PRESS RELEASE
Russian and German Industrialists’ Meeting: ‘We Need Cool Heads To Stop a Political Tsunami’
DRESDEN, April 2, 2014 (EIRNS)—The Raw Materials Forum congress of the German and Russian industry which was held in Dresden today, sent out a strong "no" to a policy of sanctions and confrontation against the Russians. None of the speakers from either country, including several CEOs of leading industrial companies, said a single word of sympathy or support to the European Union or the German government, and in discussions on the sidelines of the event with representatives of the mittelstand and of institutions, not a single anti-Russian remark was made.
"Cooperation instead of confrontation"—that is what also senior representatives of the German political establishment, like Edmund Stoiber (Christian Social Union) and Klaus Toepfer (Christian Democratic Union), declared during their statements at the various panels of the event.

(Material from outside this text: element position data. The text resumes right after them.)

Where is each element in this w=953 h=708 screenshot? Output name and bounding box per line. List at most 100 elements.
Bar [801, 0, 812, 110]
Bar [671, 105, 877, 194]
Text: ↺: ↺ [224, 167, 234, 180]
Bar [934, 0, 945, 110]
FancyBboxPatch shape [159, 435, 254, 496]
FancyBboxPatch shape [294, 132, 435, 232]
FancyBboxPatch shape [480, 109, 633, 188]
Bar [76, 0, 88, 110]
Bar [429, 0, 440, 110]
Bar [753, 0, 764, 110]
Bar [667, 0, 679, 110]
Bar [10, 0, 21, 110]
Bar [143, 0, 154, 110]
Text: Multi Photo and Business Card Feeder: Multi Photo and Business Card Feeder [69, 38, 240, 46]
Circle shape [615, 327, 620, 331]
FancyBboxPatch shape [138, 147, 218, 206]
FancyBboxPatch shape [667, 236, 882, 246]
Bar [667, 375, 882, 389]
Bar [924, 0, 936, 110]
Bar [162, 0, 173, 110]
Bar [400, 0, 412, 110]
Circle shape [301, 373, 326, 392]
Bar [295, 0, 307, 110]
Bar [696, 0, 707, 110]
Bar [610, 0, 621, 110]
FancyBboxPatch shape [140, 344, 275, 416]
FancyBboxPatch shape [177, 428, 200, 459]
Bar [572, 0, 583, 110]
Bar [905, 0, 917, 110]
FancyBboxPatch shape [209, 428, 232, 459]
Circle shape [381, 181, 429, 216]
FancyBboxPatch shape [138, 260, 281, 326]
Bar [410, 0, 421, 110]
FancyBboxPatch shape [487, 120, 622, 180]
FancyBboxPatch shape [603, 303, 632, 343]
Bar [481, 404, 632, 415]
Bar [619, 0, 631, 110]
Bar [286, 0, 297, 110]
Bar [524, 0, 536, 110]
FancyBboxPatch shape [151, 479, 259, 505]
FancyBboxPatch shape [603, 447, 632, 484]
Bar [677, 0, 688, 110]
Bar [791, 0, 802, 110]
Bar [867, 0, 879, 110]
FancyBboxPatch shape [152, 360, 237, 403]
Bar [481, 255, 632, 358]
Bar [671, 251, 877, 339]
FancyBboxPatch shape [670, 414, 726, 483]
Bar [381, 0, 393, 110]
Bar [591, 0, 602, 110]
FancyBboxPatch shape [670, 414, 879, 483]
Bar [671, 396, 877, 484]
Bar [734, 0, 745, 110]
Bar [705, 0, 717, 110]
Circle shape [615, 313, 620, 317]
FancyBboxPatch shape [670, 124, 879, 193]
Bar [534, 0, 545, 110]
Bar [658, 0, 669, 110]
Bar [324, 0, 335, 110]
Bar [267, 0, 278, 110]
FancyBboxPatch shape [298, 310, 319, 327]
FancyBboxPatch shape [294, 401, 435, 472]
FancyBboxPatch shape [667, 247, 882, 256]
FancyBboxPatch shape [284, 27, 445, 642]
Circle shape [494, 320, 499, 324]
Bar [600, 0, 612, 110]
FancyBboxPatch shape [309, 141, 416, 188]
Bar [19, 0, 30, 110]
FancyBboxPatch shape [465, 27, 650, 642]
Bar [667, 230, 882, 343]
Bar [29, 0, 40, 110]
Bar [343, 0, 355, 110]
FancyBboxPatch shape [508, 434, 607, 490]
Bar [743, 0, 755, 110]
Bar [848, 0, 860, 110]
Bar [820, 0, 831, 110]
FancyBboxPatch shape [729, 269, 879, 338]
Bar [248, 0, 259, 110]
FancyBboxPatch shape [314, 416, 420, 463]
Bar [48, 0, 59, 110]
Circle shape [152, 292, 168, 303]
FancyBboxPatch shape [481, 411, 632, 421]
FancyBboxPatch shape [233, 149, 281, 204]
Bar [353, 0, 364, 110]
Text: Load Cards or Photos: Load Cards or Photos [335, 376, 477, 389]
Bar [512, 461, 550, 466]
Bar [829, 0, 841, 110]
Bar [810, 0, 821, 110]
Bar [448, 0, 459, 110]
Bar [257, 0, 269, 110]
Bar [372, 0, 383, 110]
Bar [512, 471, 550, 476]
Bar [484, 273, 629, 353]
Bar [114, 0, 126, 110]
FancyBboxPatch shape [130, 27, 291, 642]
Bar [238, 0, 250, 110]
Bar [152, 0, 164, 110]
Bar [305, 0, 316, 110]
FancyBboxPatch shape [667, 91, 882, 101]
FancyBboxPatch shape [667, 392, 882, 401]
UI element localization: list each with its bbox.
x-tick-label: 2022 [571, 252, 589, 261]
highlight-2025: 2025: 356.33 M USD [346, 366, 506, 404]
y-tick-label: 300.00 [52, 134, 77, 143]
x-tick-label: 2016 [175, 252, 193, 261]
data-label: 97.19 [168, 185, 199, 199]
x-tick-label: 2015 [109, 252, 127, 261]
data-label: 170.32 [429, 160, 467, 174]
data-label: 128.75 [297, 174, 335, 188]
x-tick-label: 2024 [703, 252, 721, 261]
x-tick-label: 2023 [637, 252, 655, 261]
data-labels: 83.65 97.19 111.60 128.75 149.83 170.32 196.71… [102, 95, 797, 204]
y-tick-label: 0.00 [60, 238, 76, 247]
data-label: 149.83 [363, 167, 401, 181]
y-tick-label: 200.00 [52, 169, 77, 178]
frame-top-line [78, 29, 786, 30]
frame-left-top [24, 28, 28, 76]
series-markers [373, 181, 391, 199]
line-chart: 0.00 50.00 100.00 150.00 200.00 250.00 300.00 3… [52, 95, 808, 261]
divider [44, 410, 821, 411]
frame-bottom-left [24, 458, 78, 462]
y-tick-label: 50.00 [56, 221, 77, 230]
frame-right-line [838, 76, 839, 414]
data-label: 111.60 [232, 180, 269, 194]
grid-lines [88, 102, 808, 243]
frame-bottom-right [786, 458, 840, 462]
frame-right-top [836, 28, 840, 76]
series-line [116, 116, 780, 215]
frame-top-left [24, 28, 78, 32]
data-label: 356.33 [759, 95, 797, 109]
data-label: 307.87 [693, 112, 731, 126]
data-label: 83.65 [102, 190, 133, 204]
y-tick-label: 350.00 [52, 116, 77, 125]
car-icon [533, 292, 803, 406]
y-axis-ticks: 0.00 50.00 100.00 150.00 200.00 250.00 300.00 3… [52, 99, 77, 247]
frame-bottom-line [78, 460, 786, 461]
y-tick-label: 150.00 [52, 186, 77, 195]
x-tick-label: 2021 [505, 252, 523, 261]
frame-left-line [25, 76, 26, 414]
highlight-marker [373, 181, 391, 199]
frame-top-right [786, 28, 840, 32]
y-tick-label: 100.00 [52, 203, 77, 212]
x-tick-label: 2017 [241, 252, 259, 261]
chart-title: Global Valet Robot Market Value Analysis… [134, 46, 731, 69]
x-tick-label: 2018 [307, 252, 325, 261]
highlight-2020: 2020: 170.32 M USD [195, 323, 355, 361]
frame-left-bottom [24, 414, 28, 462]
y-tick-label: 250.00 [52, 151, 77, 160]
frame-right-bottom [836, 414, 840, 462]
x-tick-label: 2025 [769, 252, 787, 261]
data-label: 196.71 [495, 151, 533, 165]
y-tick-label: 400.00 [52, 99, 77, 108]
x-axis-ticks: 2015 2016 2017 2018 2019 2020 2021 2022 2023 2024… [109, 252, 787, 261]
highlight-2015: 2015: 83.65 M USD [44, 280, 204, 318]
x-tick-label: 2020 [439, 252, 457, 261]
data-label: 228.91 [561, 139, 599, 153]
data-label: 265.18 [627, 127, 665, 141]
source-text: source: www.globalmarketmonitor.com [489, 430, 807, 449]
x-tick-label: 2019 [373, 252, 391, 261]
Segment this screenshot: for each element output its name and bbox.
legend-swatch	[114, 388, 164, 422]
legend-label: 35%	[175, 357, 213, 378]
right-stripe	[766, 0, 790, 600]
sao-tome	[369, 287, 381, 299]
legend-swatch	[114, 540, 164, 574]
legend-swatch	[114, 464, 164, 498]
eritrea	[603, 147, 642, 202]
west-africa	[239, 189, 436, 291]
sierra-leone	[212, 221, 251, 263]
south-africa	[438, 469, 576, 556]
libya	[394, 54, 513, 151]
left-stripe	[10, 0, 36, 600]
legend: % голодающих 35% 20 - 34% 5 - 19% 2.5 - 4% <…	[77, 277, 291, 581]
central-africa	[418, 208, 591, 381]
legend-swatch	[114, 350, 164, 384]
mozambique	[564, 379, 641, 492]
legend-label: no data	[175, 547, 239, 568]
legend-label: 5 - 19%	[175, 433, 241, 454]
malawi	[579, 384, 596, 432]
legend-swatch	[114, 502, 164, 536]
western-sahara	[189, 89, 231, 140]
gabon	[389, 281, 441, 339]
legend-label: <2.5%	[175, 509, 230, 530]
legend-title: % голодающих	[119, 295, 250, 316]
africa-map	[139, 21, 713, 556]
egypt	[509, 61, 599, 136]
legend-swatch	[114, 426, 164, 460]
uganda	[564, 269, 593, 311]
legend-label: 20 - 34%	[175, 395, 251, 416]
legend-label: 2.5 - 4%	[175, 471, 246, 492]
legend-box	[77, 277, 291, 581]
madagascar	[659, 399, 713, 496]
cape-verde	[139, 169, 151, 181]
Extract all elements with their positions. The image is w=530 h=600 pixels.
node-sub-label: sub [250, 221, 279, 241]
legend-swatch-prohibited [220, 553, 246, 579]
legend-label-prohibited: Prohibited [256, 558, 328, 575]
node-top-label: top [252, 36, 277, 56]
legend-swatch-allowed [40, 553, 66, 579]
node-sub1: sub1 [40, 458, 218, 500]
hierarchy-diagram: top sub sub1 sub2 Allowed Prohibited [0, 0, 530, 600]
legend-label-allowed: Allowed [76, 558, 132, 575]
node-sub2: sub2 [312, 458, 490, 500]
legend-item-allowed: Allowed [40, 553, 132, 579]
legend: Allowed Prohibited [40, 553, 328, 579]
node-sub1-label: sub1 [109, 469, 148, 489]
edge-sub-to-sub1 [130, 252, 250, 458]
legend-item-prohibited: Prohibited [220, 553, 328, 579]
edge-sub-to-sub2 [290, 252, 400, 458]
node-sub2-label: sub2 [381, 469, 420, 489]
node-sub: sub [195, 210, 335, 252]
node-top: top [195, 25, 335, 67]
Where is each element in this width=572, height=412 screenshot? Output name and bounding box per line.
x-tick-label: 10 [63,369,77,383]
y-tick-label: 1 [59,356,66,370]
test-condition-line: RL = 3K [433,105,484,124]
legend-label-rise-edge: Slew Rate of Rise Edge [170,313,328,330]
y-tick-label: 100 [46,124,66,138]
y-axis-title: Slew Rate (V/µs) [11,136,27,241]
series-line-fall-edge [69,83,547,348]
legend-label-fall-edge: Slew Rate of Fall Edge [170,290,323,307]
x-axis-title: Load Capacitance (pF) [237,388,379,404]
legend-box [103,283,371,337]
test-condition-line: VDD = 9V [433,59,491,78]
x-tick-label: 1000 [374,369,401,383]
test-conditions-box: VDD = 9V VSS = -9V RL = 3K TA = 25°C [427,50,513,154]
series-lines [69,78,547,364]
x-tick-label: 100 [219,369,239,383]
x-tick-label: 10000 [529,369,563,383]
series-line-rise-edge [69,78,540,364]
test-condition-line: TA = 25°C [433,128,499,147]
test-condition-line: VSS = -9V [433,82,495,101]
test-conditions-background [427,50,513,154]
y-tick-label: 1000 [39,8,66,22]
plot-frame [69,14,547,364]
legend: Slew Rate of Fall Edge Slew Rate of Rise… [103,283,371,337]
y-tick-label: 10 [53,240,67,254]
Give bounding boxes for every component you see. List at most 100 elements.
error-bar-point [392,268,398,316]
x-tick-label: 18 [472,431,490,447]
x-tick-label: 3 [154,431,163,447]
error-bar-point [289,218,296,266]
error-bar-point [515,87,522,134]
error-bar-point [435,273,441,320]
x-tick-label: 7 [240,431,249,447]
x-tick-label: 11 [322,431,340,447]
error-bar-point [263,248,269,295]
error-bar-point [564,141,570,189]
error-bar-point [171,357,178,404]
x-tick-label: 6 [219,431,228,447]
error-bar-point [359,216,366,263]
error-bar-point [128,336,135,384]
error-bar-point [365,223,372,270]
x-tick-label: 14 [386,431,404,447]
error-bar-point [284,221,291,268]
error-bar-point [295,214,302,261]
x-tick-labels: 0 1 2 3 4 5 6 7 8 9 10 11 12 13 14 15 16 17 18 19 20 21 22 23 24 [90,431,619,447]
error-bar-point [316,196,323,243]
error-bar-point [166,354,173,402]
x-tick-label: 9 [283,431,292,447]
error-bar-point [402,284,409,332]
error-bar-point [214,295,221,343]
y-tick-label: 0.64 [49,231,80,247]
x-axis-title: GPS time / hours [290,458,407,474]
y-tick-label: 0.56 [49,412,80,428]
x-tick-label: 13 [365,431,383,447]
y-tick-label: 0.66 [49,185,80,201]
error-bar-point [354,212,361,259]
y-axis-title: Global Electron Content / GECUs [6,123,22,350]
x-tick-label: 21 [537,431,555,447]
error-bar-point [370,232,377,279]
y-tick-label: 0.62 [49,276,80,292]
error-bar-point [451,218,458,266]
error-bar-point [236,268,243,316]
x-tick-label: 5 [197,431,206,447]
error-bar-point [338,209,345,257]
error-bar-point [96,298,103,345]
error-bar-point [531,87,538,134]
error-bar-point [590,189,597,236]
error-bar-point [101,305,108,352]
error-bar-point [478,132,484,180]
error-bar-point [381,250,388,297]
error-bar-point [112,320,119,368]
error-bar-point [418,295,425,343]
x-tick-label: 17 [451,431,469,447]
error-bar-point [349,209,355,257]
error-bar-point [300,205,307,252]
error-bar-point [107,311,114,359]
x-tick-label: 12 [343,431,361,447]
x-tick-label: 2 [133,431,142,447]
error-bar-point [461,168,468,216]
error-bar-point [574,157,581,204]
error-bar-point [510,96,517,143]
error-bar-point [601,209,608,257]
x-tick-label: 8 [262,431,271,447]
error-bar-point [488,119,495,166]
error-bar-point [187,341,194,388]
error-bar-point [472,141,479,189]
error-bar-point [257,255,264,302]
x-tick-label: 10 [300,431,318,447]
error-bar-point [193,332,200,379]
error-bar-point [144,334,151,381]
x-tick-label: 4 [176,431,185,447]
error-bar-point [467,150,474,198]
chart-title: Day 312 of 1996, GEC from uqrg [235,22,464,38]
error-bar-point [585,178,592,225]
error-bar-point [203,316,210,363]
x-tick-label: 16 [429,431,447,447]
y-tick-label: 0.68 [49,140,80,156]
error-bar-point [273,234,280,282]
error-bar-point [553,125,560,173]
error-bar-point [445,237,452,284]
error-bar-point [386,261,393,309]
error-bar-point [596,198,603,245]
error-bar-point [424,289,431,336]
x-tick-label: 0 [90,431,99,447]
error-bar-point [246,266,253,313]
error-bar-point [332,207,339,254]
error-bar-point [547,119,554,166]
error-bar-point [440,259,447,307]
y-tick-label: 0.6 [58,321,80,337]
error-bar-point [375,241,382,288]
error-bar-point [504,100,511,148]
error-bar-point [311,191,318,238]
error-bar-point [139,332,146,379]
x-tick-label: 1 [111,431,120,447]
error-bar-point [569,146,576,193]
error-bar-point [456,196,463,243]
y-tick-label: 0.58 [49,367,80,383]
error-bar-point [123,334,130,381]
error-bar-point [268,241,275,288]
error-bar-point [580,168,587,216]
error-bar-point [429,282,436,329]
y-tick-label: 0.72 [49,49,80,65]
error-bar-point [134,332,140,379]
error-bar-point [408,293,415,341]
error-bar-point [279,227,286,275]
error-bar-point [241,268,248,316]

Arkadi Dvorkovich, vice premier of Russia, said that this Dresden event was highly important, because it took place "in a tempest... which some people would like to turn into a tsunami," and that people "with a cool head" were needed to stop those intents.
Several presentations stressed that there has been strong cooperation between Russia and Germany over more than 300 years, highlighted by cooperation between the two oldest mining academies of the world—the one in Freiberg and the one in St. Petersburg. Direct cooperation between both countries was initiated by Peter the Great, who stayed at Freiberg in 1697 and invited Saxonian mining engineers to Russia, to lay the foundations for mining in the Urals.